Thursday, July 14, 2011

deerskin to buckskin, part 1: fleshing

**before you proceed, please be aware that you may find pictures & details below to be a bit gruesome. just so you know, it was actually a very pleasant experience**

so, brooke has some very very awesome friends who are involved in awesome ventures such as The P.I.N.E. Project, Sticks & Stones Wilderness School, Earth Tracks and The Art of Mentoring.  i never thought of developing my wilderness skills until i was introduced to these people and now here we are, tanning a deer hide in our backyard.

in January, brooke & i went for a stroll along Duffins Creek and saw a crowd of tracks along the frozen waterbed. obviously we climbed down the bank to check them out. along the way we got distracted by some blood and fur in the snow and ended up starting an investigation that involved kicking the snow a bit with our feet, to see if it was coming from something buried underneath. this continued for about 5 minutes until we reached the grass and found nothing. confused, brooke looked up and spotted, oh, about ten feet away, a MASSIVE deer carcass that somehow we had overlooked. could've happened to anyone.

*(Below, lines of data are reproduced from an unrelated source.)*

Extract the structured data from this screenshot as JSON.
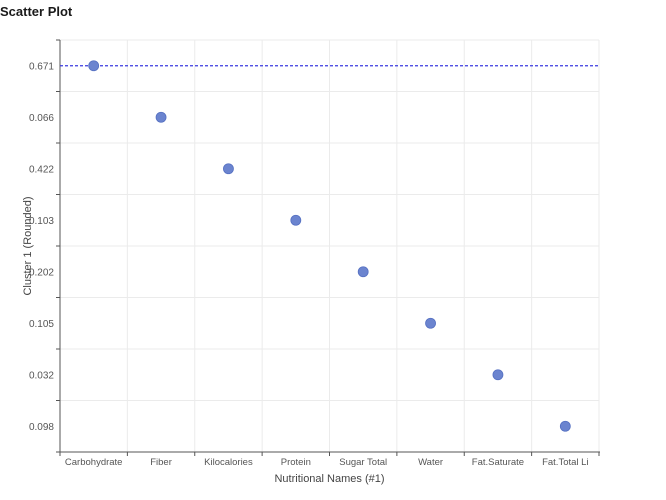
{
  "page": {
    "title": "Scatter Plot"
  },
  "chart_data": {
    "type": "scatter",
    "title": "Scatter Plot",
    "xlabel": "Nutritional Names (#1)",
    "ylabel": "Cluster 1 (Rounded)",
    "categories": [
      "Carbohydrate",
      "Fiber",
      "Kilocalories",
      "Protein",
      "Sugar Total",
      "Water",
      "Fat.Saturate",
      "Fat.Total Li"
    ],
    "y_categories": [
      "0.671",
      "0.066",
      "0.422",
      "0.103",
      "0.202",
      "0.105",
      "0.032",
      "0.098"
    ],
    "points": [
      {
        "x": "Carbohydrate",
        "y": "0.671"
      },
      {
        "x": "Fiber",
        "y": "0.066"
      },
      {
        "x": "Kilocalories",
        "y": "0.422"
      },
      {
        "x": "Protein",
        "y": "0.103"
      },
      {
        "x": "Sugar Total",
        "y": "0.202"
      },
      {
        "x": "Water",
        "y": "0.105"
      },
      {
        "x": "Fat.Saturate",
        "y": "0.032"
      },
      {
        "x": "Fat.Total Li",
        "y": "0.098"
      }
    ],
    "reference_line": {
      "y": "0.671",
      "style": "dashed"
    },
    "colors": {
      "point": "#6b84cf",
      "point_stroke": "#5570c2",
      "reference_line": "#3a3ae0",
      "grid": "#ebebeb",
      "axis": "#555555"
    },
    "grid": true,
    "legend": "none"
  }
}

it was a pretty fresh kill and we felt like we were being watched by a few wary animals as we checked it out. part of the hide had been pretty cleanly removed in one big piece and we debated for only a moment whether or not take it. we carried it by the scruff of what once was a neck out of the woods and back to our car, passing a family on the way who didn't even stare. strange.

anyways, this hide has been wrapped in two garbage bags in our chest freezer since we picked it up and we designated this week for the tanning! we have Deerskins Into Buckskins and some necessary tools courtesy of andrew & carly and last night we did the first step in the process - fleshing. this involved draping the hide over a beam made of plumber's pipe resting on our green bin (!) and pinned under a bench in the yard. then we  scraped the fat & flesh off using a tool called...a scraper. doing this at night wasn't ideal but we're on a schedule since it has to "buck" in an alkaline solution for ~3 days, to get rid of the protective mucus layer out of the hide so that oils (during the dressing stage) will be able to penetrate it.

brooke, making it happen



it's pretty physical work 


perhaps too excited about removing a big piece
i didn't know anything about natural tanning until yesterday but i've learned a few things from matt richards' sweet book. first off, it's the way the hide is tanned not that it is made from deer that makes it a "buckskin". i'll spare you all the details but basically what you are doing in the dressing stage is trying to coat each fibre in a layer of the skin with a fat, often from brain or, likely in our case, eggs, so that it becomes soft and flexible. to preserve the hide in this state, you "impregnate" it with wood smoke which coats the fibers with water resistant resins and changes the chemical structure so that the soft state of the buckskin is maintained.

richards really gets you at the beginning of the book with this sweet little factoid:

"Have you ever told a friend, "uh, that cost me a couple of bucks". Well that's because buckskin was such a common commodity of exchange in the American colonies that after the Revolution, buck became the slang for a dollar bill." NEAT!